133 node.parent = NIL
134 node.expunge_rebuilds = true
135
136 if parent_msgid != NIL
137 link_reference(nodes[parent_msgid], node)
138
139 // go through References (skipping the last one)
140 for (parent_msgid, child_msgid) in references
141 link_reference(nodes[parent_msgid], nodes[child_msgid])
142
143 unref_link(parent, child)
144 if parent.parent_unref_rebuilds
145 return false
146
147 child.link_refcount--
148 if child.link_refcount == 0
149 child.parent = NIL
150 return true
151
152 // returns false if thread tree needs to be rebuilt
153 thread_expunge_msg(uid)
154 // get the Message-IDs as specified by the thread spec
155 (msgid, in_reply_to_msgid, references) = message_get_thread_headers(uid)
156
157 node = nodes[msgid]
158 if node.uid != uid
159 // Removing a duplicate Message-ID
160 return false
161
162 if node.expunge_rebuilds
163 return false
164
165 if parent_msgid != NIL and
166 not unref_link(nodes[parent_msgid], nodes[child_msgid])
167 return false
168
169 if references != NIL
170 // go through References
171 for (parent_msgid, child_msgid) in references
172 if not unref_link(nodes[parent_msgid], nodes[child_msgid])
173 return false
174 last_parent_msgid = references.last
175 else if in_reply_to_msgid != NIL
176 last_parent_msgid = in_reply_to_msgid
177
178 if last_parent_msgid != NIL and
179 not unref_link(nodes[last_parent_msgid], node)
180 return false
181
182 // mark this node as expunged
183 node.uid = 0
184 return true
185
186 thread_iterate()
187 root_nodes = []
188 referenced = []
189 children = [][]
190 // Steps (2) and (3)
191 for node in nodes
192 if node.parent != NIL
193 root_nodes[] = node
194 else
195 referenced[node.parent] = true
196 if node.uid != 0
197 // Find the node's first non-dummy parent and add the node as its child.
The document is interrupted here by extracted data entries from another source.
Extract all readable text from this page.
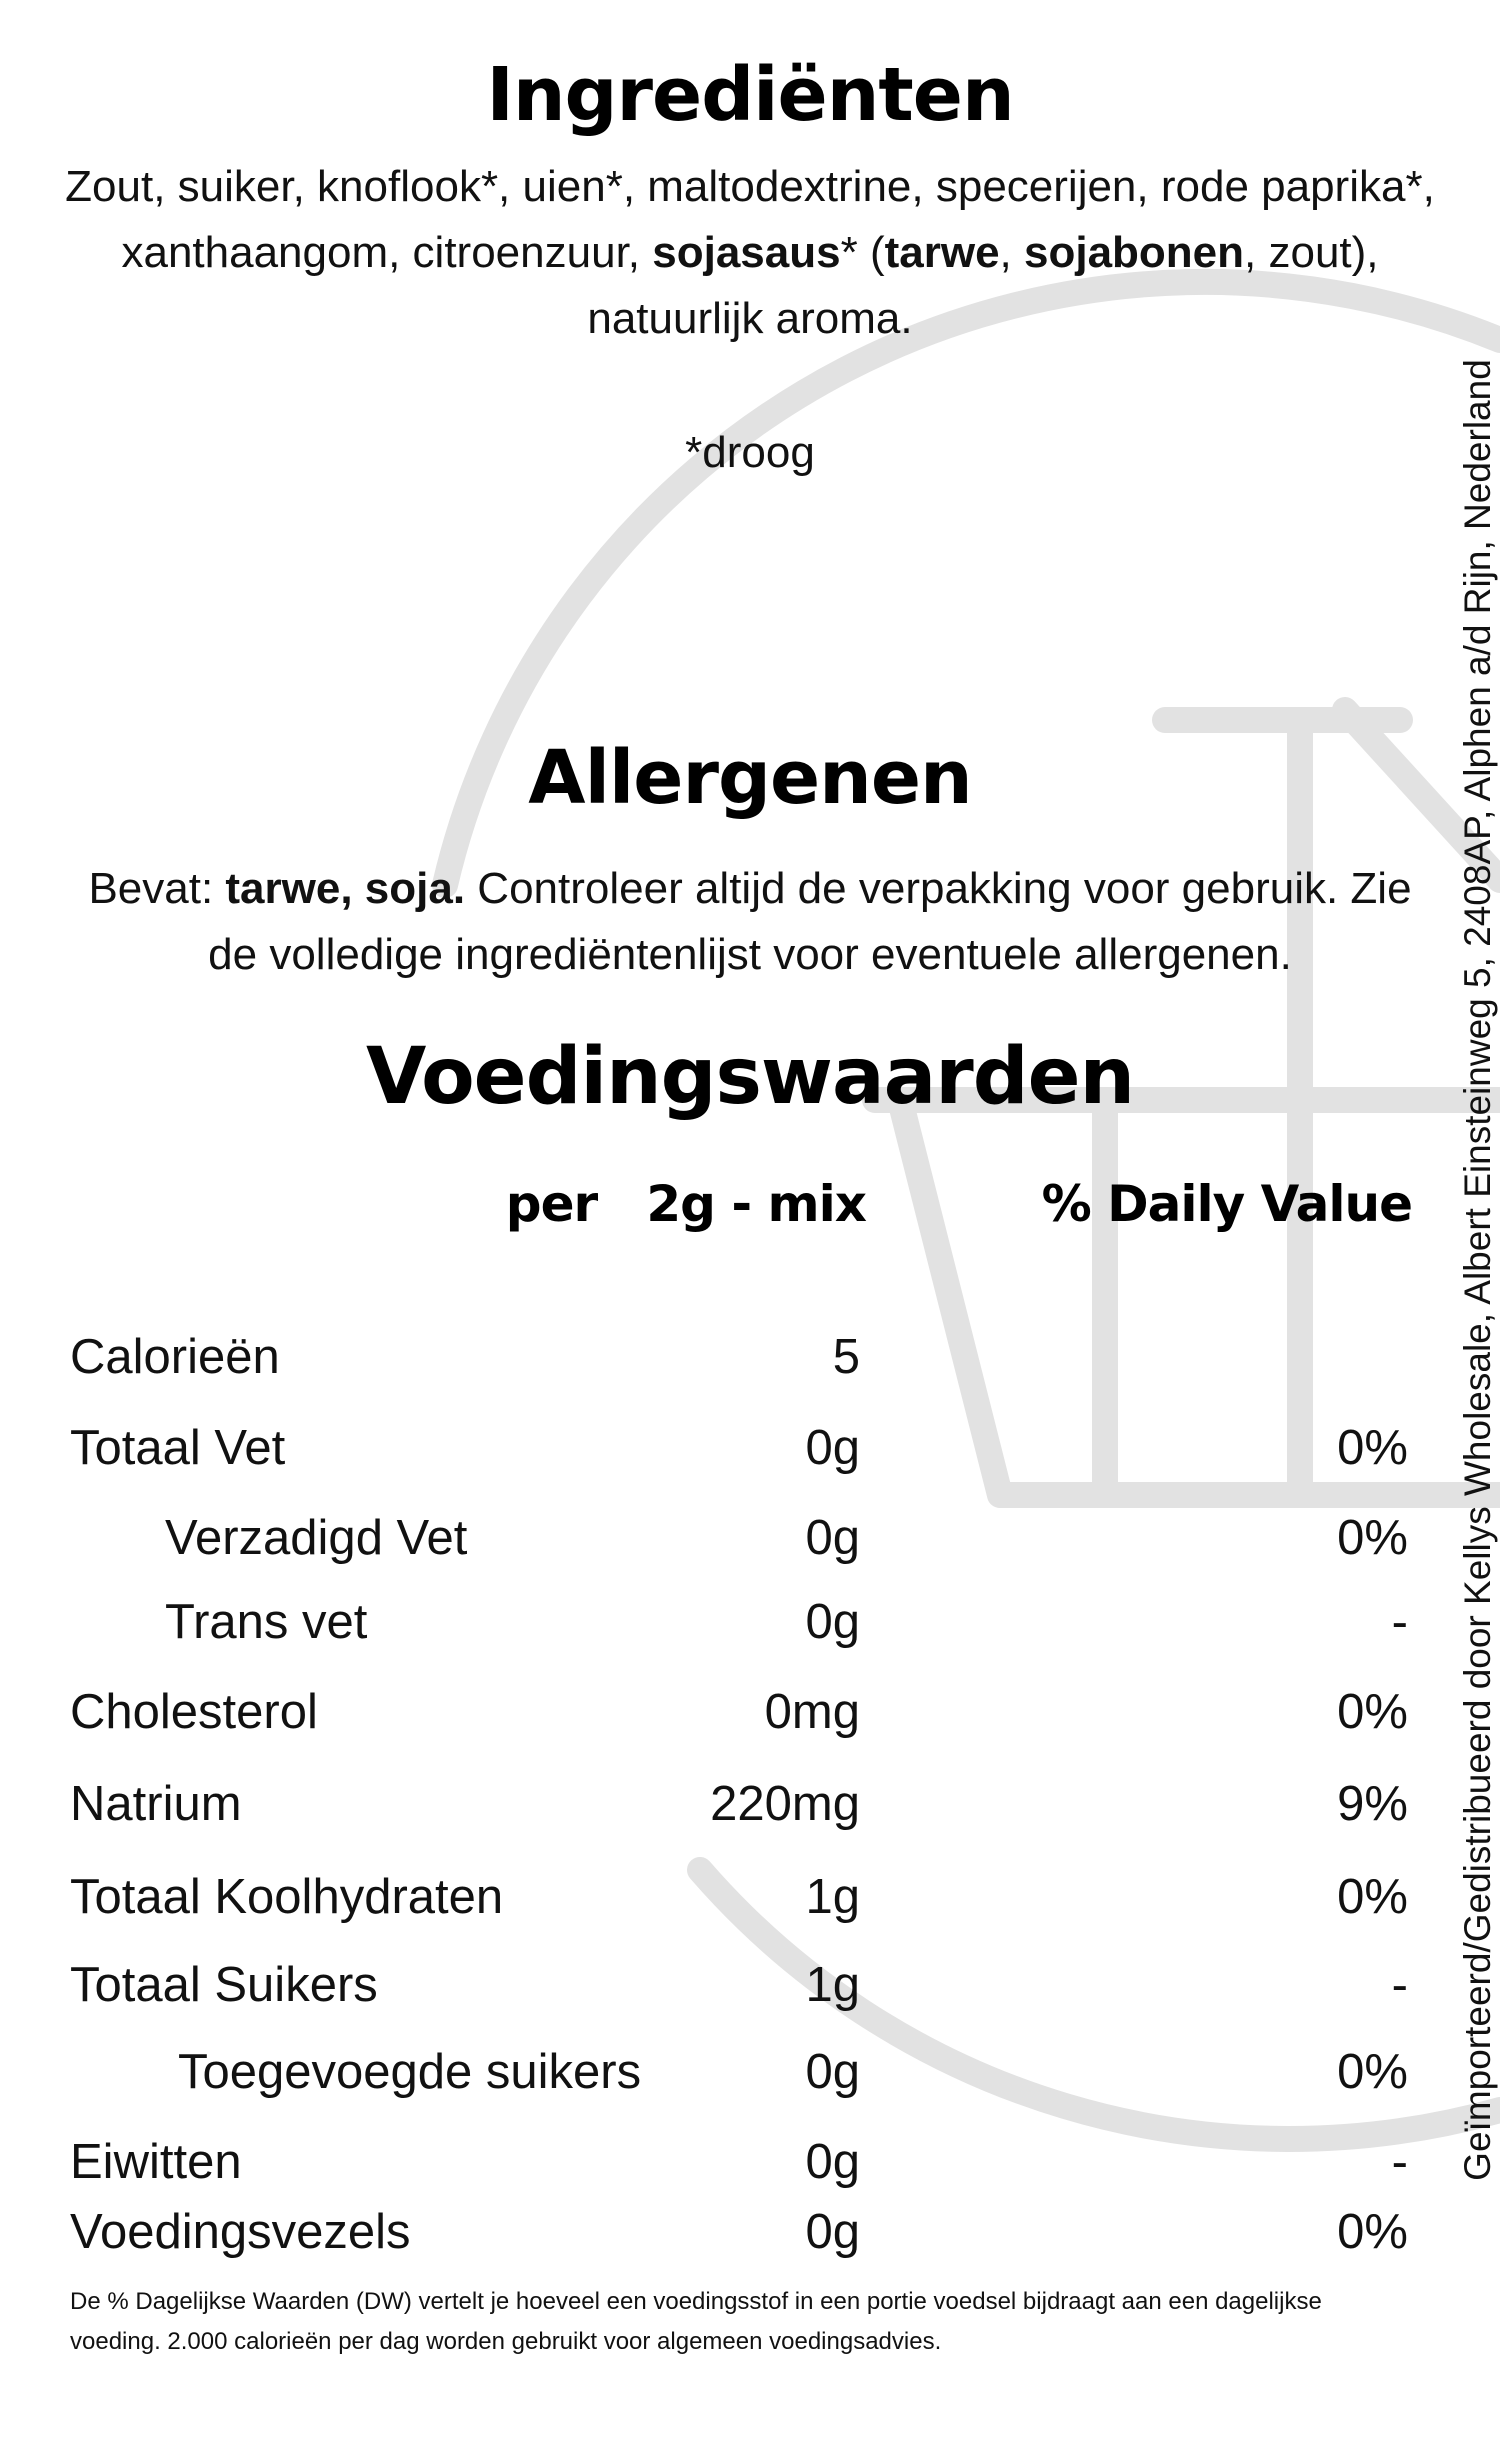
Ingrediënten
Zout, suiker, knoflook*, uien*, maltodextrine, specerijen, rode paprika*, xanthaangom, citroenzuur, sojasaus* (tarwe, sojabonen, zout), natuurlijk aroma.
*droog
Allergenen
Bevat: tarwe, soja. Controleer altijd de verpakking voor gebruik. Zie de volledige ingrediëntenlijst voor eventuele allergenen.
Voedingswaarden
per   2g - mix	% Daily Value
Calorieën	5
Totaal Vet	0g	0%
Verzadigd Vet	0g	0%
Trans vet	0g	-
Cholesterol	0mg	0%
Natrium	220mg	9%
Totaal Koolhydraten	1g	0%
Totaal Suikers	1g	-
Toegevoegde suikers	0g	0%
Eiwitten	0g	-
Voedingsvezels	0g	0%
De % Dagelijkse Waarden (DW) vertelt je hoeveel een voedingsstof in een portie voedsel bijdraagt aan een dagelijkse voeding. 2.000 calorieën per dag worden gebruikt voor algemeen voedingsadvies.
Geïmporteerd/Gedistribueerd door Kellys Wholesale, Albert Einsteinweg 5, 2408AP, Alphen a/d Rijn, Nederland
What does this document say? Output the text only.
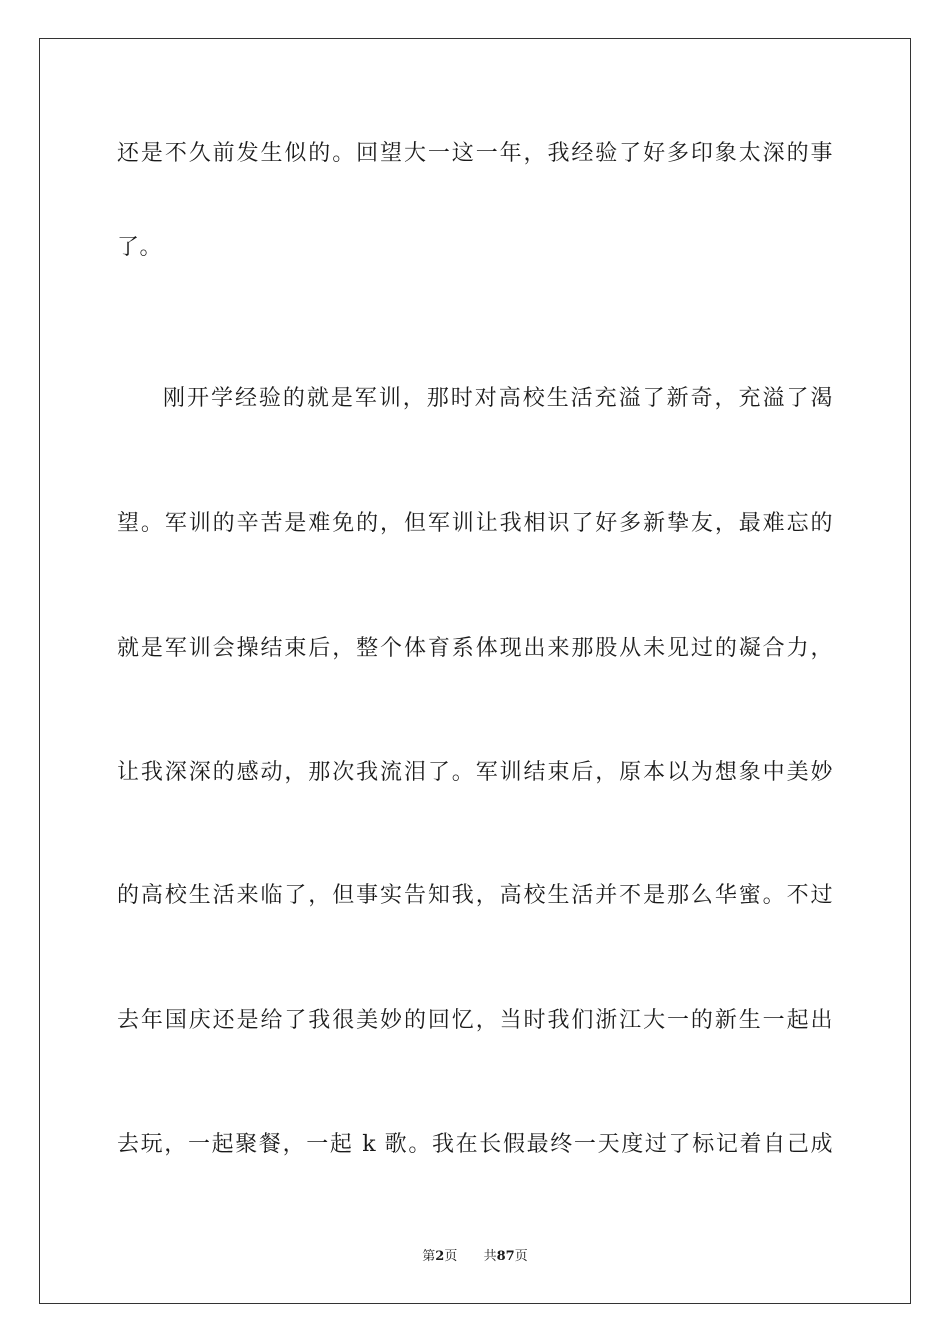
还是不久前发生似的。回望大一这一年，我经验了好多印象太深的事
了。
刚开学经验的就是军训，那时对高校生活充溢了新奇，充溢了渴
望。军训的辛苦是难免的，但军训让我相识了好多新挚友，最难忘的
就是军训会操结束后，整个体育系体现出来那股从未见过的凝合力，
让我深深的感动，那次我流泪了。军训结束后，原本以为想象中美妙
的高校生活来临了，但事实告知我，高校生活并不是那么华蜜。不过
去年国庆还是给了我很美妙的回忆，当时我们浙江大一的新生一起出
去玩，一起聚餐，一起 k 歌。我在长假最终一天度过了标记着自己成
第2页 共87页
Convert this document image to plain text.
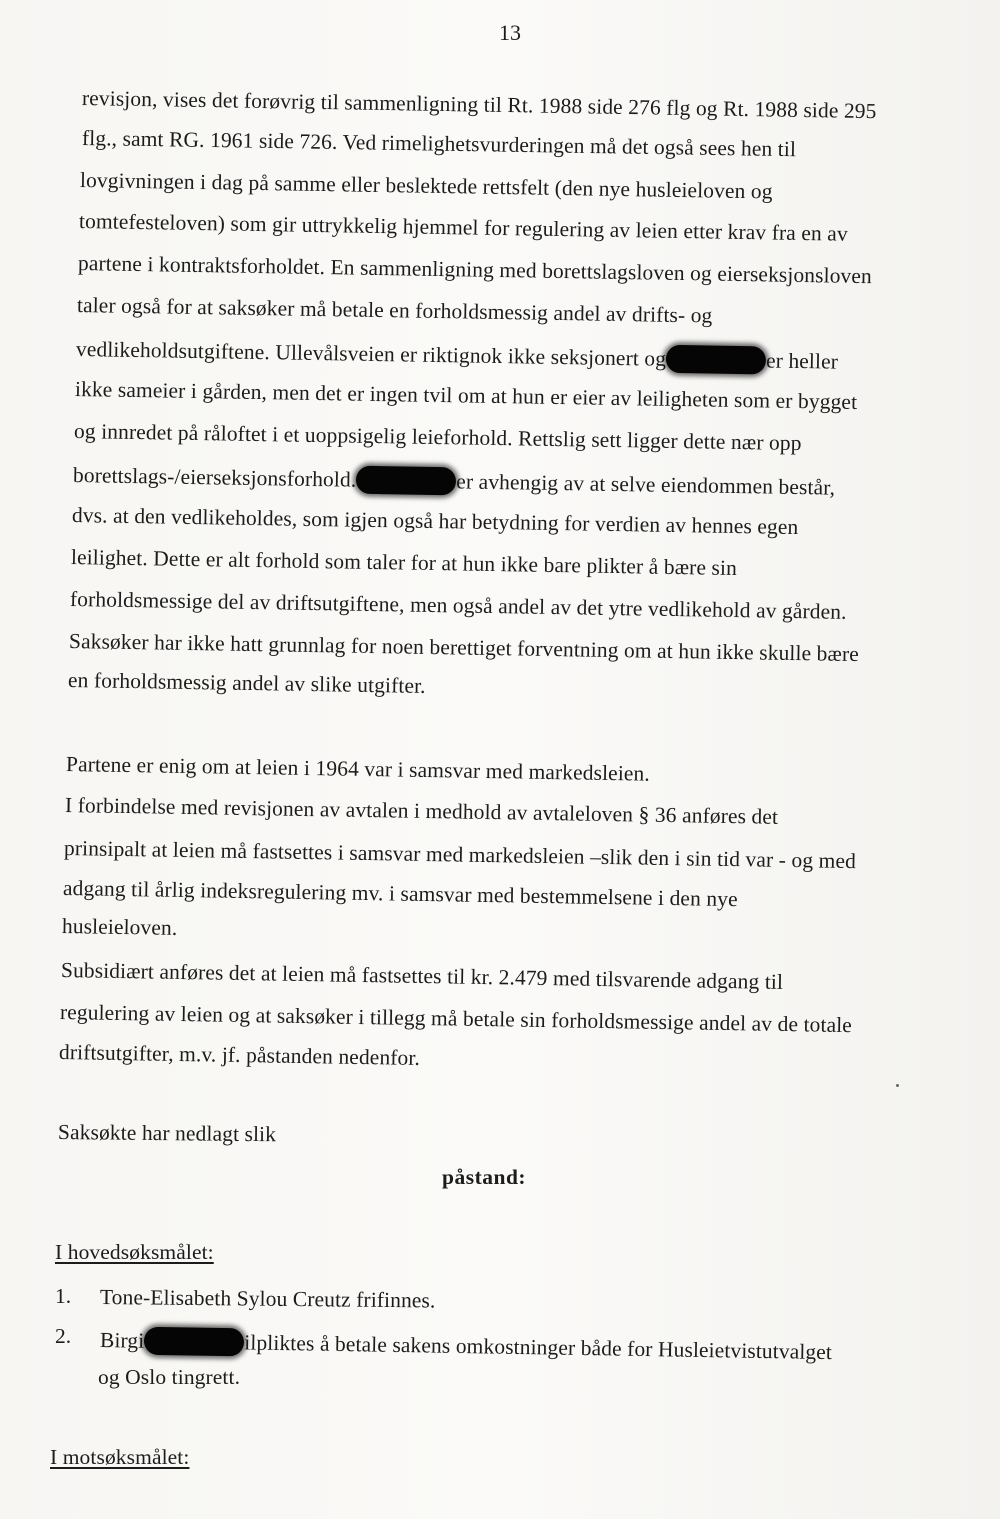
13
revisjon, vises det forøvrig til sammenligning til Rt. 1988 side 276 flg og Rt. 1988 side 295
flg., samt RG. 1961 side 726. Ved rimelighetsvurderingen må det også sees hen til
lovgivningen i dag på samme eller beslektede rettsfelt (den nye husleieloven og
tomtefesteloven) som gir uttrykkelig hjemmel for regulering av leien etter krav fra en av
partene i kontraktsforholdet. En sammenligning med borettslagsloven og eierseksjonsloven
taler også for at saksøker må betale en forholdsmessig andel av drifts- og
vedlikeholdsutgiftene. Ullevålsveien er riktignok ikke seksjonert og	er heller
ikke sameier i gården, men det er ingen tvil om at hun er eier av leiligheten som er bygget
og innredet på råloftet i et uoppsigelig leieforhold. Rettslig sett ligger dette nær opp
borettslags-/eierseksjonsforhold.	er avhengig av at selve eiendommen består,
dvs. at den vedlikeholdes, som igjen også har betydning for verdien av hennes egen
leilighet. Dette er alt forhold som taler for at hun ikke bare plikter å bære sin
forholdsmessige del av driftsutgiftene, men også andel av det ytre vedlikehold av gården.
Saksøker har ikke hatt grunnlag for noen berettiget forventning om at hun ikke skulle bære
en forholdsmessig andel av slike utgifter.
Partene er enig om at leien i 1964 var i samsvar med markedsleien.
I forbindelse med revisjonen av avtalen i medhold av avtaleloven § 36 anføres det
prinsipalt at leien må fastsettes i samsvar med markedsleien –slik den i sin tid var - og med
adgang til årlig indeksregulering mv. i samsvar med bestemmelsene i den nye
husleieloven.
Subsidiært anføres det at leien må fastsettes til kr. 2.479 med tilsvarende adgang til
regulering av leien og at saksøker i tillegg må betale sin forholdsmessige andel av de totale
driftsutgifter, m.v. jf. påstanden nedenfor.
Saksøkte har nedlagt slik
påstand:
I hovedsøksmålet:
1. Tone-Elisabeth Sylou Creutz frifinnes.
2. Birgi	ilpliktes å betale sakens omkostninger både for Husleietvistutvalget
og Oslo tingrett.
I motsøksmålet:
198 // If there are no non-dummy parents, add it as the highest dummy's
199 // child.
200 nondummy_parent = node.parent
201 while nondummy_parent.uid == 0 and nondummy_parent.parent != NIL
202 nondummy_parent = nondummy_parent.parent
203 children[nondummy_parent][] = node
204
205 for node in root_nodes
206 if node.uid == 0
207 if children[node] == NIL
208 // remove dummy roots that have no children.
209 delete(node)
210 else if count(children[node]) == 1
211 // dummy root has a single child, replace the root with its child
212 node = children[node]
213
214 for node in nodes
215 if node.uid == 0 and !referenced[node]
216 free(node)
217
218 // root_nodes and children now contain a tree equivalent to a tree built by
219 // THREAD=REFERENCES specification steps (1)-(3). The rest of the steps
220 // can be performed using them. Note that node.parent should not (and need
221 // not) be used because it points its parent before steps (2) and (3).